Most of what remains in the apartment is stacked or piled in the front room.
“I’ve taken everything except for the big stuff and my few treasures,” David says.
The Minotaur stands in the open door and looks at the empty walls of the small apartment. A blue bookcase, bare, skeletal, leans to one side against a stack of boxes. Two, maybe three trips, he thinks, even with the hatch open and things tied to the roof. Outside, the downpour intensifies momentarily, then lessens at the precise moment when the clou
ds break high above the city skyline. The sun spills through the crack, shafts of brilliant yellow-white penetrating the gray rain and falling solidly to the earth below. Backlit for an absurdly mythical instant, the Minotaur casts a shadow across the room. David’s ottoman, the small upholstered rocking chair with sagging springs and swan’s neck armrests, carved heads embedded with faux jewel eyes, the coffee table, an old tattered map with skirmish lines and notes for battle pressed beneath its glass top, the boxes of books stacked and in order, the drab padlocked footlocker—all of David’s possessions are consumed in the belly of the Minotaur’s shadow. Across the naked wall opposite the door the silhouette of the Minotaur looms, horns stretched from one corner to the other.
“Ooo,” David says. “The Devil must be beating his wife.”
“Unnh?” the Minotaur asks.
“When the sun shines and it rains at the same time they say the Devil is beating his wife.”
“Mmm.”
They decide to wait until the rain subsides before moving anything. David doesn’t want his stuff to get wet.
“Come help me for a second,” David says.
The Minotaur follows him down a short narrow hall to the bedroom. The tiny closet is empty. The bed stands against one wall and extends into the center of the small room, covering all the available floor space but the narrow aisles along one side and at the foot. The headboard, a shallow arc divided by white enameled bars, rises beyond the stacked pillows and disappears behind heavy drapes on one side.
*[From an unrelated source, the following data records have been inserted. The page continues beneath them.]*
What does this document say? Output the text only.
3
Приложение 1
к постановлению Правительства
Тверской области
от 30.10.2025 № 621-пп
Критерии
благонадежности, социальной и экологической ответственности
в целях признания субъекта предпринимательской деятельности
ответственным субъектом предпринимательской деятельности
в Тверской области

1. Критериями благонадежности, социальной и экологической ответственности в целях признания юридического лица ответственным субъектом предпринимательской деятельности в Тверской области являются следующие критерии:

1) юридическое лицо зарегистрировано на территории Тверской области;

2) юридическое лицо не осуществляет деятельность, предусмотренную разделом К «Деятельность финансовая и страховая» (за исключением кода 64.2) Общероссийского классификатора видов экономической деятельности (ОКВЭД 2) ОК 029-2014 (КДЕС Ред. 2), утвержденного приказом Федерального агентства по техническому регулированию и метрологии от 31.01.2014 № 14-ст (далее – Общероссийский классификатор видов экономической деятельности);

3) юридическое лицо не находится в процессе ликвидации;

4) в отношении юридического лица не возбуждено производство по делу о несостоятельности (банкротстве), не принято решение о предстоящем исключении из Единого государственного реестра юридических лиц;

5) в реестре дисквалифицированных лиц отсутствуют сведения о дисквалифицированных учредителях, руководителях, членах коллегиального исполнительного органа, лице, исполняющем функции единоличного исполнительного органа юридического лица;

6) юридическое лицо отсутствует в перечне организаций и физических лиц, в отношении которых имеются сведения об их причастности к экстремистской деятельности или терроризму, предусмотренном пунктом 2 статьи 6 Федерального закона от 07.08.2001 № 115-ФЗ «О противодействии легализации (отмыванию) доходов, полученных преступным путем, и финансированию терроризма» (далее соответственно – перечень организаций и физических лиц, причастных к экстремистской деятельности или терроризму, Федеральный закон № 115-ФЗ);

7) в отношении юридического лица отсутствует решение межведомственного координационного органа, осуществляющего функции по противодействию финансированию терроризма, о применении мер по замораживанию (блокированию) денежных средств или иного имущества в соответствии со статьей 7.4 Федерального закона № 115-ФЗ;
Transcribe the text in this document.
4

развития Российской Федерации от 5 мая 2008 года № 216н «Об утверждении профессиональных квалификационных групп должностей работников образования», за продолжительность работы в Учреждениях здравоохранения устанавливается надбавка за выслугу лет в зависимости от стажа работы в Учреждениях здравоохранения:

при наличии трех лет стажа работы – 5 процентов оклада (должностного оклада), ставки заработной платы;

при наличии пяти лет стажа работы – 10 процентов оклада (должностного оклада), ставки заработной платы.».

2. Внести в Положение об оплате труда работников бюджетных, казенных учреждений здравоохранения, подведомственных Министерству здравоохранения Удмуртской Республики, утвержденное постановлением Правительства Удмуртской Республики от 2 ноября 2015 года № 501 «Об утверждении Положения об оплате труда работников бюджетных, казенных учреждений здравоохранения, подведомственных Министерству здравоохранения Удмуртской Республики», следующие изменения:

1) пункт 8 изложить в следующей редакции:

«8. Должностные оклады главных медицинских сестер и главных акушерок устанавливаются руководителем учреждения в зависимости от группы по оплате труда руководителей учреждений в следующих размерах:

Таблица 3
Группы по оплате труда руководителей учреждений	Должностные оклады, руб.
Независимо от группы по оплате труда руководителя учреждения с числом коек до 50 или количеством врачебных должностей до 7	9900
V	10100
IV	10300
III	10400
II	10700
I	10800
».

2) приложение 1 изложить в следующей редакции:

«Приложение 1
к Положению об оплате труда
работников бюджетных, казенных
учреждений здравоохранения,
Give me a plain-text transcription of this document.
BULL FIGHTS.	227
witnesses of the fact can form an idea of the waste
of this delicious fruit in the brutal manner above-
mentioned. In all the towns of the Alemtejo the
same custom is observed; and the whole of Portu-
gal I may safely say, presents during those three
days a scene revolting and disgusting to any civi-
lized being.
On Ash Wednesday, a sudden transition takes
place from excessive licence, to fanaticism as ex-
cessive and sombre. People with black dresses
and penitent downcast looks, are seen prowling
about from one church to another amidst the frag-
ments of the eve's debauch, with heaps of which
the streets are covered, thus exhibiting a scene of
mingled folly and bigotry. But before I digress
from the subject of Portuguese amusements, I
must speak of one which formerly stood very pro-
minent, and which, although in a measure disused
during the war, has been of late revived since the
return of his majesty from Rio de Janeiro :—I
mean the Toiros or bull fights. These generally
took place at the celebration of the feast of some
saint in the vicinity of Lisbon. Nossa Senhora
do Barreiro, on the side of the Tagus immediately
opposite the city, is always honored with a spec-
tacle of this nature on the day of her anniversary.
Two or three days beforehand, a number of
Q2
The Minotaur manages a smile, but it’s unrecognizable on his black lips, so David can’t tell.
“Unnh.”
“Like them?” David asks, knowing right away to what the Minotaur is referring.
David’s sheets are illustrated with pro wrestlers—nearly life-size, muscled, outlandishly costumed, garishly colored, names emblazoned beneath them. Hulk, Bonecrusher and The Claw grimace, flex, glare from David’s bed.